Their success story was driven by a change in the way people were interacting with their content, and this came roughly in the middle of the year. Where before most of these publishers’ engagements came to Facebook native content, and particularly video, this June there began to be a sharp rise in the number of engagements coming to their web content, to the point that this was the main focus of their engagement.
This was taking advantage of the family and friends portion of the algorithm change, creating content that people wanted to share with their networks on Facebook independently of whether or not Facebook Pages were sharing it, and that’s where their success came from.
Of course, going forward, these two publishers will be joined at the hip, so it will be interesting to see what’s to come for them in 2019.
4. The Washington Post for their Twitter game
What can a legacy newspaper do to make itself unique, and stand out from the others on social? Why, turbocharge their Twitter game, of course.
The Washington Post has been a surprise contender for best Twitter of 2019 this year. We’ve had coverage of a big cow (okay, a slightly bigger than average steer, we’re not trying to start a controversy here) in Australia, telling stories using only emoji, and more than anything, an awareness and willingness to utilize the memes that pop up on Twitter to tell the stories the paper is trying to tell, and help them reach a new audience.
This is a direction we’ve been moving in for a while, with publishers coming to realize that people use platforms differently, and that different strategies are appropriate for Twitter than Facebook, Instagram or LinkedIn. Twitter loves a meme, the weirder the better most of the time, and The Washington Post has grabbed that with both hands this year to create a Twitter feed that’s really given them a unique voice on the platform among their peers.
5. The Atlantic for their social media coverage
The Atlantic makes the list simply for their coverage of social media this year. After all, someone has to be the arbiter of this crazy online world we live in, and who better than a publication that has been around since the 19th century to keep us updated on what the kids are doing these days?
This coverage has largely been driven by Taylor Lorenz, who joined the publisher from The Daily Beast earlier this year.
This has ranged from coverage of the level of Jake Paul’s fame on YouTube, to teens debating the news on Instagram, to most recently, the rise of influencers pretending to be posting sponsored content so as to maybe in the future be given the chance to post real sponsored content because the fake sponsored content helped them to be taken more seriously.
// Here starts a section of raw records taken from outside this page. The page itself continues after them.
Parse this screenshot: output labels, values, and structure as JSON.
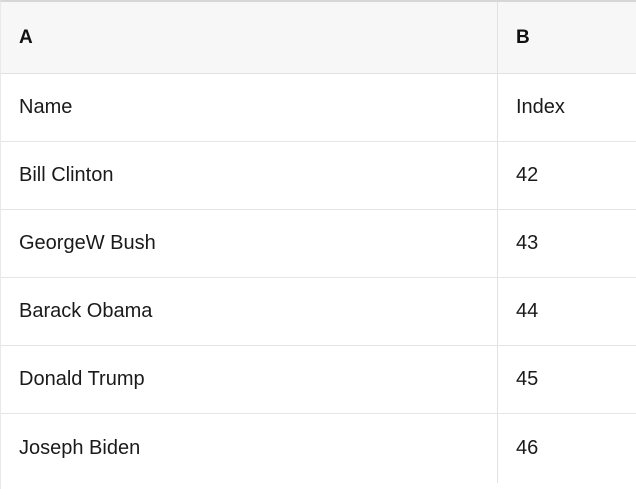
{
  "table": {
    "column_headers": [
      {
        "label": "A"
      },
      {
        "label": "B"
      }
    ],
    "rows": [
      {
        "a": "Name",
        "b": "Index"
      },
      {
        "a": "Bill Clinton",
        "b": "42"
      },
      {
        "a": "GeorgeW Bush",
        "b": "43"
      },
      {
        "a": "Barack Obama",
        "b": "44"
      },
      {
        "a": "Donald Trump",
        "b": "45"
      },
      {
        "a": "Joseph Biden",
        "b": "46"
      }
    ]
  },
  "colors": {
    "header_background": "#f7f7f7",
    "row_background": "#ffffff",
    "grid_line": "#e1e1e1",
    "top_border": "#d6d6d6",
    "text": "#1a1a1a"
  }
}
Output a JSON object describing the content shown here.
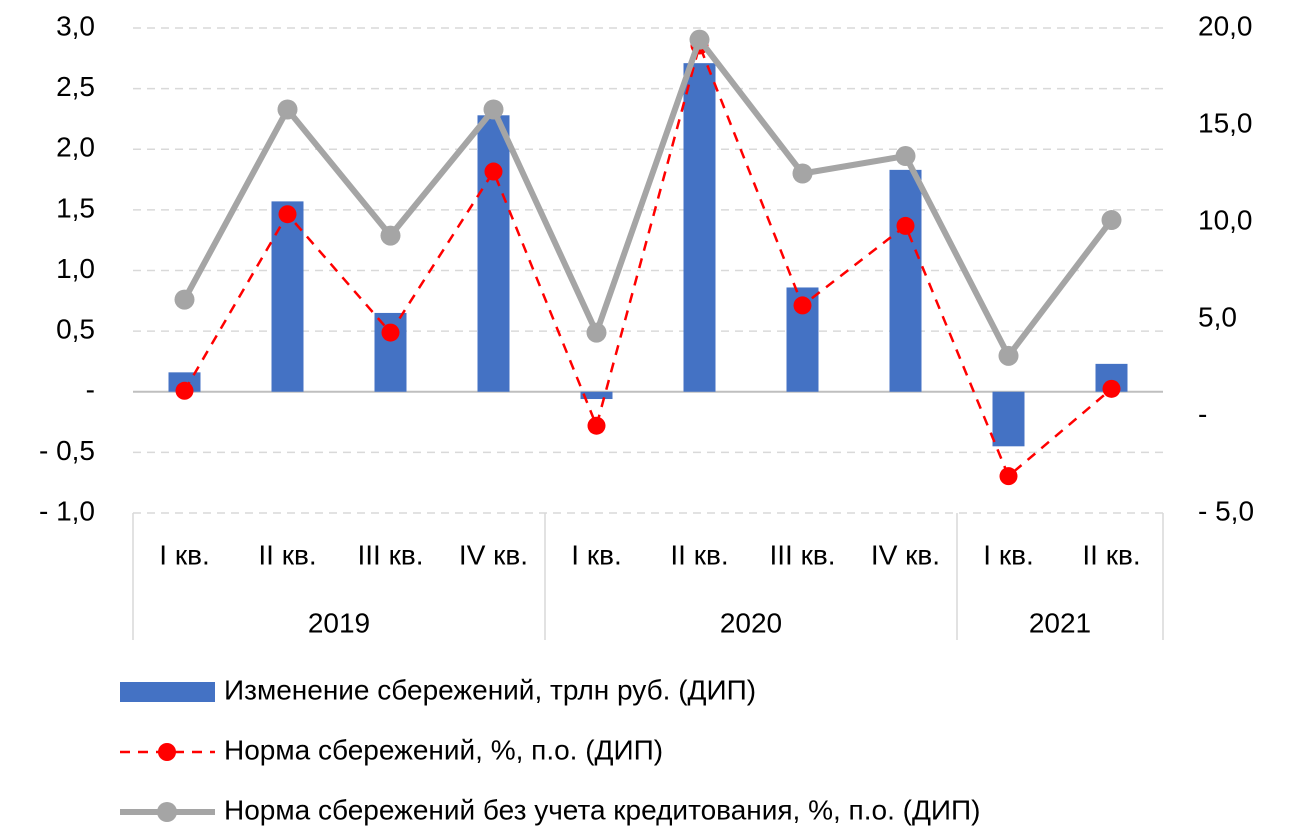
{
  "chart_data": {
    "type": "bar-line",
    "categories": [
      "I кв.",
      "II кв.",
      "III кв.",
      "IV кв.",
      "I кв.",
      "II кв.",
      "III кв.",
      "IV кв.",
      "I кв.",
      "II кв."
    ],
    "year_groups": [
      {
        "label": "2019",
        "count": 4
      },
      {
        "label": "2020",
        "count": 4
      },
      {
        "label": "2021",
        "count": 2
      }
    ],
    "ylim": [
      -1.0,
      3.0
    ],
    "yticks": [
      {
        "value": 3.0,
        "label": "3,0"
      },
      {
        "value": 2.5,
        "label": "2,5"
      },
      {
        "value": 2.0,
        "label": "2,0"
      },
      {
        "value": 1.5,
        "label": "1,5"
      },
      {
        "value": 1.0,
        "label": "1,0"
      },
      {
        "value": 0.5,
        "label": "0,5"
      },
      {
        "value": 0,
        "label": "-"
      },
      {
        "value": -0.5,
        "label": "- 0,5"
      },
      {
        "value": -1.0,
        "label": "- 1,0"
      }
    ],
    "y2lim": [
      -5.0,
      20.0
    ],
    "y2ticks": [
      {
        "value": 20.0,
        "label": "20,0"
      },
      {
        "value": 15.0,
        "label": "15,0"
      },
      {
        "value": 10.0,
        "label": "10,0"
      },
      {
        "value": 5.0,
        "label": "5,0"
      },
      {
        "value": 0,
        "label": "-"
      },
      {
        "value": -5.0,
        "label": "- 5,0"
      }
    ],
    "grid": true,
    "legend": "bottom",
    "series": [
      {
        "name": "Изменение сбережений, трлн руб. (ДИП)",
        "type": "bar",
        "color": "#4472c4",
        "values": [
          0.16,
          1.57,
          0.65,
          2.28,
          -0.06,
          2.71,
          0.86,
          1.83,
          -0.45,
          0.23
        ]
      },
      {
        "name": "Норма сбережений, %, п.о. (ДИП)",
        "type": "dashed-line",
        "axis": "y2",
        "color": "#ff0000",
        "values": [
          1.3,
          10.4,
          4.3,
          12.6,
          -0.5,
          19.1,
          5.7,
          9.8,
          -3.1,
          1.4
        ]
      },
      {
        "name": "Норма сбережений без учета кредитования, %, п.о. (ДИП)",
        "type": "line",
        "axis": "y2",
        "color": "#a5a5a5",
        "values": [
          6.0,
          15.8,
          9.3,
          15.8,
          4.3,
          19.4,
          12.5,
          13.4,
          3.1,
          10.1
        ]
      }
    ]
  }
}
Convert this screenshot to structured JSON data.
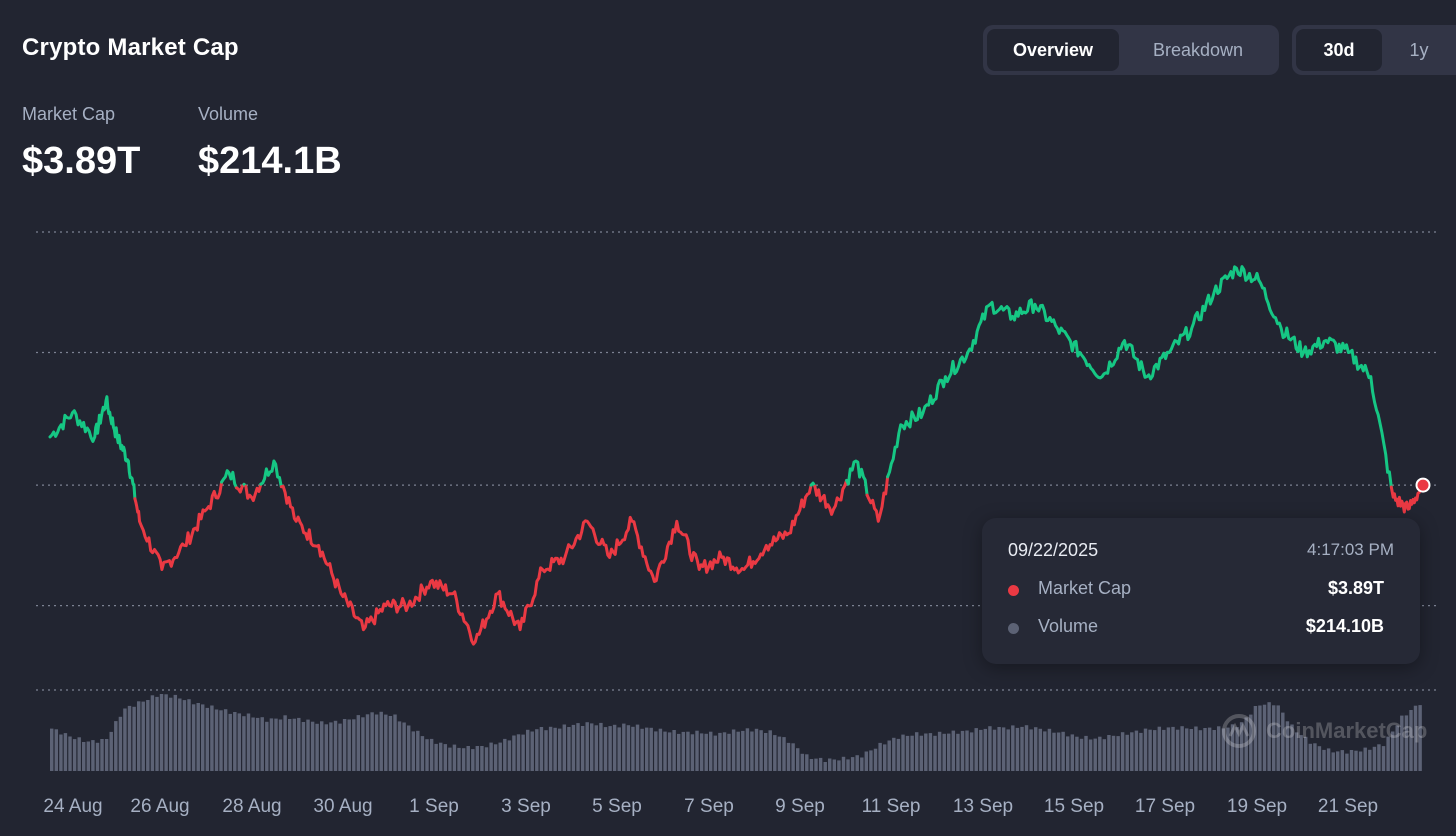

You follow?
The reporting is vital to understanding the constantly evolving intricacies of the web, and especially what Gen Z is doing on it. That’s important, because they’re the next big thing after all.
6. The New York Times for their digital growth
Where CNN went, the New York Times was not far behind on social, consistently ranking in the top ten for most engaged web stories, and only consistently increasing throughout the year.
They’ve also grown their subscriber base massively, particularly on digital subscriptions, which have risen by as much as 20 percent year on year according to the latest reports.
The Gray Lady is very much online now.